İşim bazen kitap doktorluğu. Bir başka deyişle metinin yaralı bölümlerini iyileştirmek, desteklemek, kimi yerde kurguya müdahale etmek, kimi yerde hasta karakterlere teşhis koymak, yazarla birlikte düşünmek, beyin fırtınası yapmak, kitabın bir ürün olarak piyasaya çıkmasına yardımcı olmak ama hepsinden önemlisi bir yazara daha umut vermek ve tüm bu sürecin sonunda bir dost daha kazanmak.
Dağlara âşık Çanakkaleli iş adamı Ercan Karaman da yeni yazı dostlarımdan bir tanesi.
Ceres Yayınlarından çıkan ilk kitabı Ağrı’nın Öteki Yüzü, alışılmış bir dağcılık kitabından çok farklı. Bu kitaptaki karakterlerin yolculuğu kendi içlerinde, kendi memleketlerinde başlıyor. Hepsinin ortak noktası, yaşamlarının bir evresinde kendilerini sorgulamaya başlamaları ve hayatlarındaki bazı şeyleri değiştirme arzuları.
Ulka Müller, Almanya’daki ailesini geride bırakıp ilk aşkı Thomas’ı dağlarda bulabilmek için Türkiye’ye gelmeye karar veriyor. Serpil, Gölcük’te yakalandığı depremin ardından Antalya’ya sığınmış, zirvelere tırmanarak korkusunu yenmeye çalışıyor. Üniversitede arkeoloji bölümünde okuyan Berfin ise Ağrı’ya kendisinden çok babası için tırmanmak istiyor. Adem öğretmen, terör nedeniyle hiç çıkamamış bu kutsal dağa, bu sefer vazgeçmek niyetinde değil. Mehmet ancak emekli olduktan sonra tanışabilmiş dağlarla, aradaki yılları kapatabilmek için tutkusunun peşinden koşmak isteyen gençleri eğitip yüksek zirvelere götürmeye adamış kendini. Kemal’in çocukluğu dağlarda geçmiş. Mehmet’le birlikte yaptığı birçok tırmanış dostluklarını iyice perçinlemiş. Altı aydır hazırlandıkları Ağrı çıkışını o da diğerleri gibi dört gözle bekliyor.
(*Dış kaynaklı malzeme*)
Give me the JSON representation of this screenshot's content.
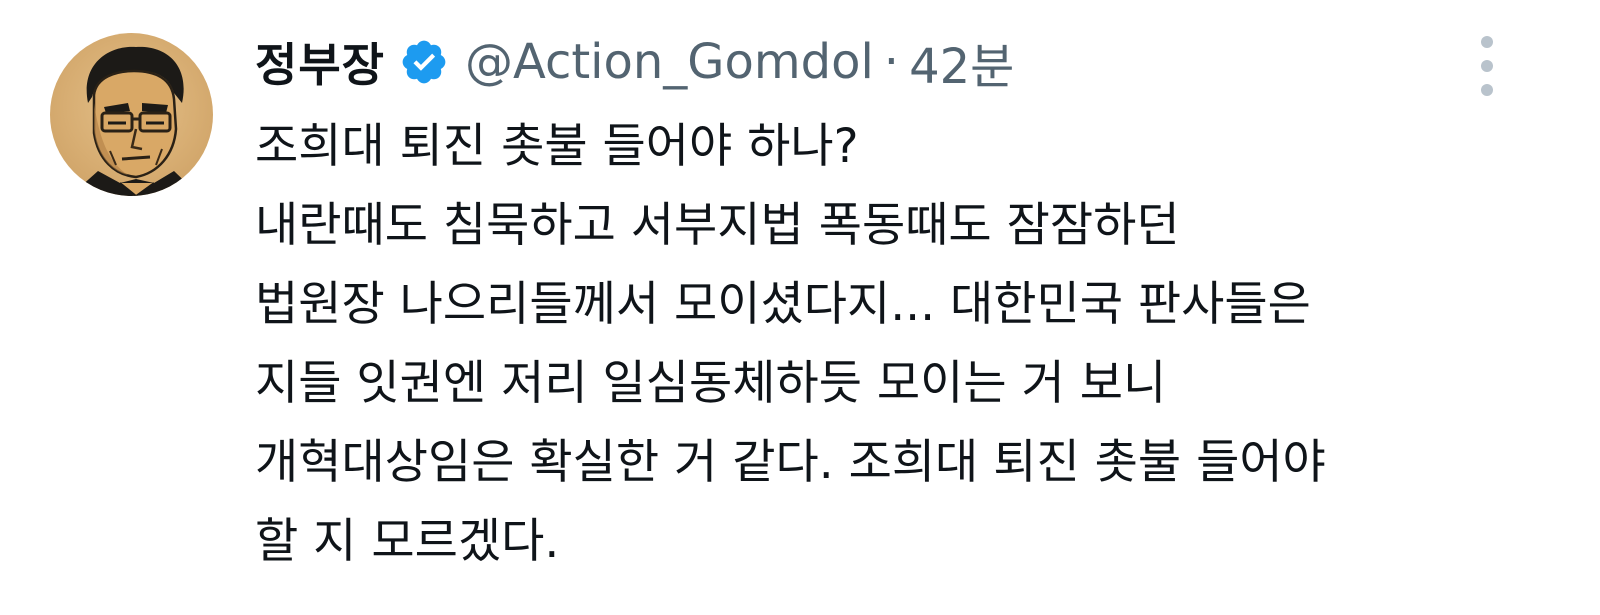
{
  "tweet": {
    "display_name": "정부장",
    "handle": "@Action_Gomdol",
    "separator": "·",
    "time": "42분",
    "verified_color": "#1d9bf0",
    "avatar_icon": "avatar-manga-portrait",
    "more_icon": "more-vertical-icon",
    "lines": [
      "조희대 퇴진 촛불 들어야 하나?",
      "내란때도 침묵하고 서부지법 폭동때도 잠잠하던",
      "법원장 나으리들께서 모이셨다지... 대한민국 판사들은",
      "지들 잇권엔 저리 일심동체하듯 모이는 거 보니",
      "개혁대상임은 확실한 거 같다. 조희대 퇴진 촛불 들어야",
      "할 지 모르겠다."
    ]
  }
}
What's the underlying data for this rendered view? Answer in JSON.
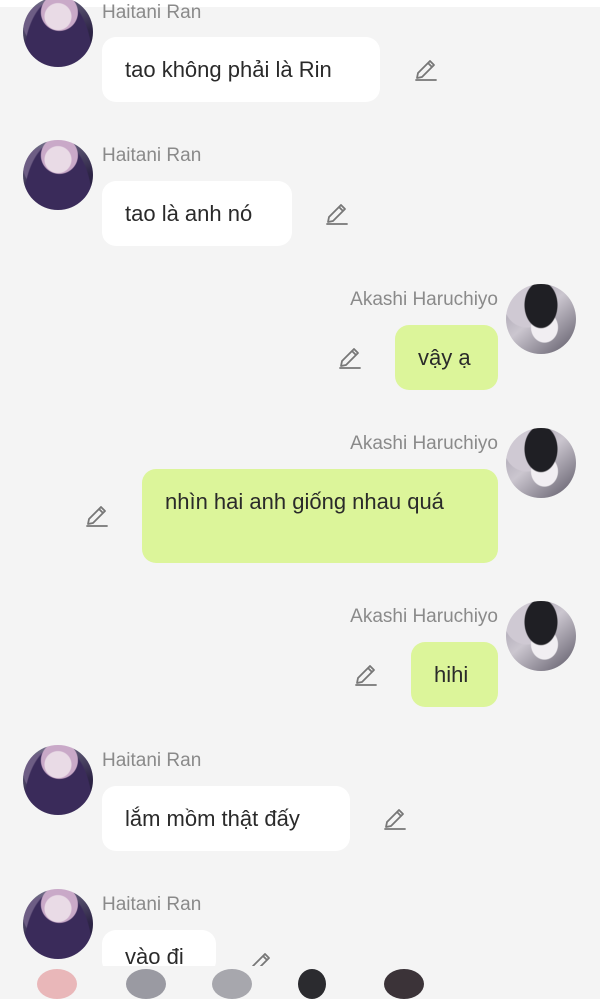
{
  "chat": {
    "messages": [
      {
        "sender": "Haitani Ran",
        "text": "tao không phải là Rin",
        "side": "left"
      },
      {
        "sender": "Haitani Ran",
        "text": "tao là anh nó",
        "side": "left"
      },
      {
        "sender": "Akashi Haruchiyo",
        "text": "vậy ạ",
        "side": "right"
      },
      {
        "sender": "Akashi Haruchiyo",
        "text": "nhìn hai anh giống nhau quá",
        "side": "right"
      },
      {
        "sender": "Akashi Haruchiyo",
        "text": "hihi",
        "side": "right"
      },
      {
        "sender": "Haitani Ran",
        "text": "lắm mồm thật đấy",
        "side": "left"
      },
      {
        "sender": "Haitani Ran",
        "text": "vào đi",
        "side": "left"
      }
    ]
  },
  "colors": {
    "background": "#f4f4f4",
    "left_bubble": "#ffffff",
    "right_bubble": "#dcf59a",
    "name_text": "#8a8a8a"
  },
  "icons": {
    "edit": "pencil-icon"
  }
}
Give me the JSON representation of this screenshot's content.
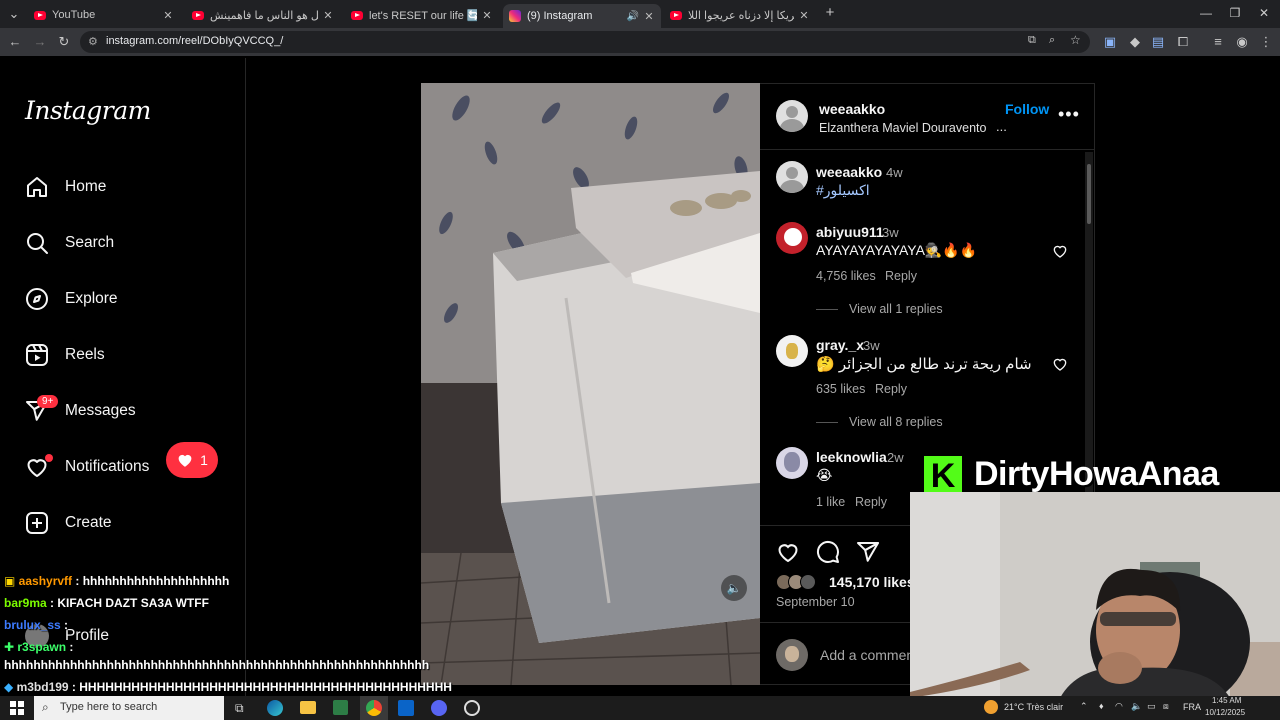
{
  "browser": {
    "tabs": [
      {
        "title": "YouTube",
        "icon": "youtube-icon"
      },
      {
        "title": "المشكل هو الناس ما فاهمينش 😂",
        "icon": "youtube-icon"
      },
      {
        "title": "let's RESET our life 🔄 البرنامج",
        "icon": "youtube-icon"
      },
      {
        "title": "(9) Instagram",
        "icon": "instagram-icon",
        "active": true
      },
      {
        "title": "منتخب أمريكا إلا دزناه عريجوا اللا...",
        "icon": "youtube-icon"
      }
    ],
    "new_tab": "+",
    "url": "instagram.com/reel/DObIyQVCCQ_/"
  },
  "sidebar": {
    "logo": "Instagram",
    "items": [
      {
        "label": "Home"
      },
      {
        "label": "Search"
      },
      {
        "label": "Explore"
      },
      {
        "label": "Reels"
      },
      {
        "label": "Messages",
        "badge": "9+"
      },
      {
        "label": "Notifications",
        "popup_count": "1"
      },
      {
        "label": "Create"
      },
      {
        "label": "Profile"
      }
    ]
  },
  "post": {
    "author": "weeaakko",
    "follow": "Follow",
    "audio": "Elzanthera Maviel Douravento •",
    "more": "...",
    "caption": {
      "user": "weeaakko",
      "time": "4w",
      "text": "#اكسيلور"
    },
    "comments": [
      {
        "user": "abiyuu911",
        "time": "3w",
        "text": "AYAYAYAYAYAYA🕵️🔥🔥",
        "likes": "4,756 likes",
        "reply": "Reply",
        "view_replies": "View all 1 replies"
      },
      {
        "user": "gray._x",
        "time": "3w",
        "text": "شام ريحة ترند طالع من الجزائر 🤔",
        "likes": "635 likes",
        "reply": "Reply",
        "view_replies": "View all 8 replies"
      },
      {
        "user": "leeknowlia",
        "time": "2w",
        "text": "😭",
        "likes": "1 like",
        "reply": "Reply"
      }
    ],
    "like_count": "145,170 likes",
    "date": "September 10",
    "add_comment_placeholder": "Add a comment..."
  },
  "stream_overlay": {
    "banner_text": "DirtyHowaAnaa",
    "banner_logo": "K",
    "chat": [
      {
        "user": "aashyrvff",
        "text": "hhhhhhhhhhhhhhhhhhhh",
        "user_color": "#ff9900"
      },
      {
        "user": "bar9ma",
        "text": "KIFACH DAZT SA3A WTFF",
        "user_color": "#7cfc00"
      },
      {
        "user": "brulux_ss",
        "text": "",
        "user_color": "#3d7bff"
      },
      {
        "user": "r3spawn",
        "text": "",
        "user_color": "#3cff6a"
      },
      {
        "user": "",
        "text": "hhhhhhhhhhhhhhhhhhhhhhhhhhhhhhhhhhhhhhhhhhhhhhhhhhhhhhhhhh",
        "user_color": "#ffffff"
      },
      {
        "user": "m3bd199",
        "text": "HHHHHHHHHHHHHHHHHHHHHHHHHHHHHHHHHHHHHHHHHHH",
        "user_color": "#e0e0e0"
      }
    ]
  },
  "taskbar": {
    "search_placeholder": "Type here to search",
    "weather": "21°C  Très clair",
    "lang": "FRA",
    "time": "1:45 AM",
    "date": "10/12/2025"
  }
}
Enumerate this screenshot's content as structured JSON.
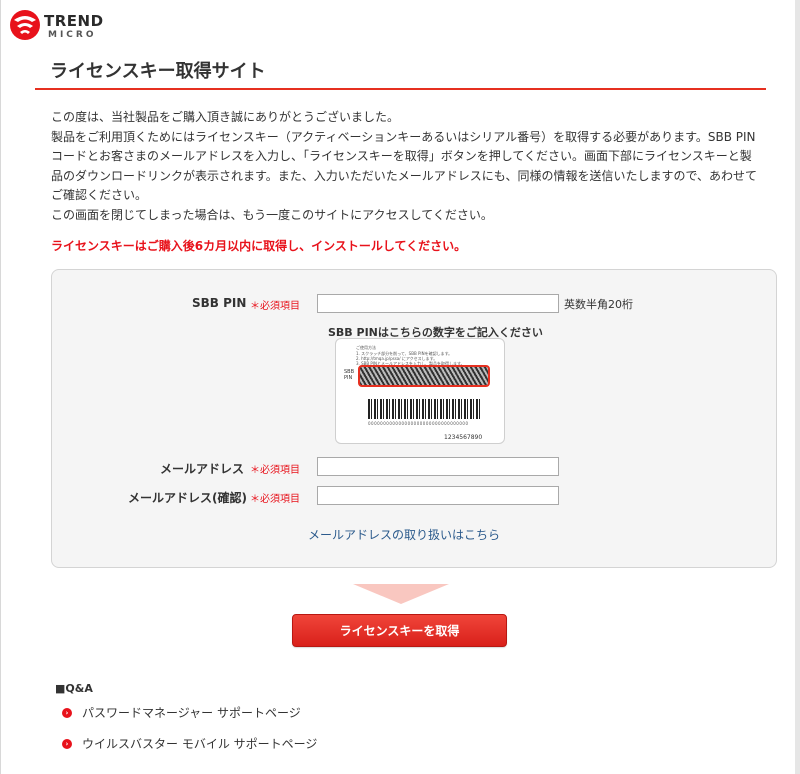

Ağrı Dağı’nın birleştirdiği bu insanlar kendilerinden bekleneni başarabilecekler mi? Aradıklarını bulabilecekler mi yüksek irtifalarda? İçlerinde yaşadıkları fırtınanın üstesinden gelebilseler bile dağın fırtınasına karşı koyabilecekler mi?
Ercan Karaman ilk kitabı için şöyle söylüyor:
Ağrı’nın Öteki Yüzü aynı zamanda dağcılık sporuna ilgi duyan gençler için yol gösterici bir kılavuz, bir rehber. 2008 yılında TODOSK bünyesinde dağlara tırmanmaya başladığımda dağcılıkla ilgili anı kitapları dışında herhangi bir yazılı metine ulaşamadım. Bulduğum çoğu yayın da yurt dışı ekspedisyonlarını anlatıyordu. Kendi kendime neden ben ülkemiz dağlarını ve dağcılarını anlatan samimi bir kitap yazmayayım dedim. Benim yazdıklarımda dağlar, hayaller, heyecan, dağlarda kaybettiğimiz dağcılar, sevgili İskender Iğdır ve dağ kazalarında canlarını dişlerine takıp hayatlarını riske atan AKUT gönüllüleri olmalıydı. Fotoğraflar, etkinlik raporları, bültenler, gezi notları, kitaplar toplamaya başladım.
Roman yazmaya karar verdiğimde internetten Yeşim Cimcoz’u buldum. Bana bambaşka şeyler düşünerek yazmayı öğretti. Kitabın iç çizimleri için doğa tutkunu Rahman Ketenciler ile çalıştım. Harika çizimler yaptı.
Kitabımın basılma aşamasında tanıştığım editörüm Füsun Çetinel’in de bir zamanlar Boğaziçi Üniversitesi Dağcılık Kulübü bünyesinde dağlara çıkmış olması ayrı bir şanstı. Bu kitabın ortaya çıkmasına büyük katkı veren, baştan beri her konuda desteğini esirgemeyen, tecrübesini, bilgi birikimini ve fotoğraf arşivini benim ile paylaşan sevgili hocam Yılmaz Sevgül’e, sonra yukarıda adı geçen tüm dostlarıma teşekkür ederim.
Umarın pek yakında diğer kitaplarını da okuma şansını elde ederiz. Yazmaya devam Ercan Karaman.